Amed’de gömülmesine izin verilmedi
Yukarıda anlattığım hikaye, Aram Tîgran’ın yaşarken arkadaşlarına anlattığı, benim de onlardan dinlediğim hikayenin bana kalan yansımalarıydı.
Aram Tîgran, Ermeni halkının Kürt halkına armağan ettiği en büyük hediyedir. Büyük usta, hayatı boyunca Ermenice, Arapça ve Kürtçe şarkılar söyledi ama Kürtçede ısrar etmesinin, daha fazla üretim yapmasının sebebini yine yıllar sonra bir yerde kendisi şöyle dile getirir: “Babam bu dünyada olma sebebimizin, hayatını kurtardıkları için, Kürtler olduğunu söylerdi hep ve Ermeniceyi asla unutmadan Kürtçe şarkılara özellikle yönelmemi isterdi.”

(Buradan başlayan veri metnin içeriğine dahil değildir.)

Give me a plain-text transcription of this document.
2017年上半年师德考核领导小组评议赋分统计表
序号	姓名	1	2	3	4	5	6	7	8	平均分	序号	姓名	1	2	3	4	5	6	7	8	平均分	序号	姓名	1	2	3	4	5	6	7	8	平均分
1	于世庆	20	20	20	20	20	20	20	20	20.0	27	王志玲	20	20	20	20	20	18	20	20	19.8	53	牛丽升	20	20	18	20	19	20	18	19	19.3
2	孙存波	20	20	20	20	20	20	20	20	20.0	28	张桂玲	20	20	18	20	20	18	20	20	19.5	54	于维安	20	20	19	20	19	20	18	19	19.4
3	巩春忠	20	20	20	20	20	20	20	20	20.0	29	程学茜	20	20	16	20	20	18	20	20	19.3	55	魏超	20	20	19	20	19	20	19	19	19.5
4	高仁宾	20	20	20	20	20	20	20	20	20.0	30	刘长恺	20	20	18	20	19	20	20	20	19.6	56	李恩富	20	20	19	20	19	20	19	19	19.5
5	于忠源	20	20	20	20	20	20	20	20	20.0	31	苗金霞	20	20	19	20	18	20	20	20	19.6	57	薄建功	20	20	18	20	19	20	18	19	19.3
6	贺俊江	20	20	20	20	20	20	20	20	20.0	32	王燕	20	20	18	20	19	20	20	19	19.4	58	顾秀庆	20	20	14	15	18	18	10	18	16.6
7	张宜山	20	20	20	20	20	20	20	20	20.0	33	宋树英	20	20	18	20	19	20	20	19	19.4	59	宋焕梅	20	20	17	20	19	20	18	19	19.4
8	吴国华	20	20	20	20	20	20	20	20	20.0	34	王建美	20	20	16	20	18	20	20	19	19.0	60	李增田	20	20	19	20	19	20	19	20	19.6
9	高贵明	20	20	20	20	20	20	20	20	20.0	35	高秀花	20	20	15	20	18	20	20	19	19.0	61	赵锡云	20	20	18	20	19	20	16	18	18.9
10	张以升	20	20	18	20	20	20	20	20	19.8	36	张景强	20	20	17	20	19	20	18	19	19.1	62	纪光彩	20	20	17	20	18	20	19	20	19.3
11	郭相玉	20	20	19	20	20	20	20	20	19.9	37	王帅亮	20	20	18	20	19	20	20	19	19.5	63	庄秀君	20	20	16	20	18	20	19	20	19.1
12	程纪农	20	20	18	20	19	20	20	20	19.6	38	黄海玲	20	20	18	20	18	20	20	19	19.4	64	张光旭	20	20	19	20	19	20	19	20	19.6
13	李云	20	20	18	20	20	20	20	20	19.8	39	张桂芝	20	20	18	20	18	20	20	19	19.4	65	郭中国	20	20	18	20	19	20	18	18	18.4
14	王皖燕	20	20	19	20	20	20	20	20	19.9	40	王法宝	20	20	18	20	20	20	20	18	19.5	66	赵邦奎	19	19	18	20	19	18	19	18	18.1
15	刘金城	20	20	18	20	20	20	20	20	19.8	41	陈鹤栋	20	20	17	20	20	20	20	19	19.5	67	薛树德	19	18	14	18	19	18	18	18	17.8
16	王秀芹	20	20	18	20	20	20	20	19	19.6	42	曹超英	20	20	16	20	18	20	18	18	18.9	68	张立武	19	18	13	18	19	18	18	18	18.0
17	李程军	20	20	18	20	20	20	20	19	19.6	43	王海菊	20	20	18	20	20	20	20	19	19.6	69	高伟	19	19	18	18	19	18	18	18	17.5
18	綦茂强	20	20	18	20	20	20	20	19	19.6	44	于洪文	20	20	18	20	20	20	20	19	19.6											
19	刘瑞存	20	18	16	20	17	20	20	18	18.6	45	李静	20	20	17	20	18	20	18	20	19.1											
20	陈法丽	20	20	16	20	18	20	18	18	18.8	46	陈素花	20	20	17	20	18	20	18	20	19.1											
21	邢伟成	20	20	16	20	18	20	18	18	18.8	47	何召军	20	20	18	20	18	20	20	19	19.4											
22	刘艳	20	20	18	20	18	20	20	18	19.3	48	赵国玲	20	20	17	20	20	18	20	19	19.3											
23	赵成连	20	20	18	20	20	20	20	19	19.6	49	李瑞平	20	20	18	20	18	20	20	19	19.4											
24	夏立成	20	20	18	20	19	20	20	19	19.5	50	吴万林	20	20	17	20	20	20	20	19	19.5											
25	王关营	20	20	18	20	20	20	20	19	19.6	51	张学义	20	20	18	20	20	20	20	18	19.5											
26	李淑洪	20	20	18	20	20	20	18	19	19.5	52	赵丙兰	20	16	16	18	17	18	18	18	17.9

Kürt halkı, Aram Tîgran’ı kendinden bildi hep ve onu candan sahiplendi. Ölmeden önce arkadaşları ve ailesine vasiyette bulunarak Diyarbakır’da gömülmeyi istemiş rahmetli ama Türk vatandaşı olmadığı için devlet buna da izin vermedi. Sasonlu bir babanın ve Kulplu bir annenin çocuğu olduğu, Türk değil de Ermeni olduğu ve hayatı boyunca Kürt müziğine gönül verdiği için öz toprağında gömülemedi. Mezarı şu anda Belçika’nın başkenti Brüksel’deki Ermeni mezarlığındadır.
Aram Tîgran, hayatı boyunca Kürtçe, Ermenice, Arapça yüzlerce besteye imza attı, şarkıları milyonların dilinde dolandı. Bu yazıyı yazmaya başlamadan önce müzikal terimlerle şarkılarını yorumlamayı düşünüyordum ancak onu insanlara sordukça, onun bir müzisyenden çok öte bir halk kahramanı olduğunu öğrendim.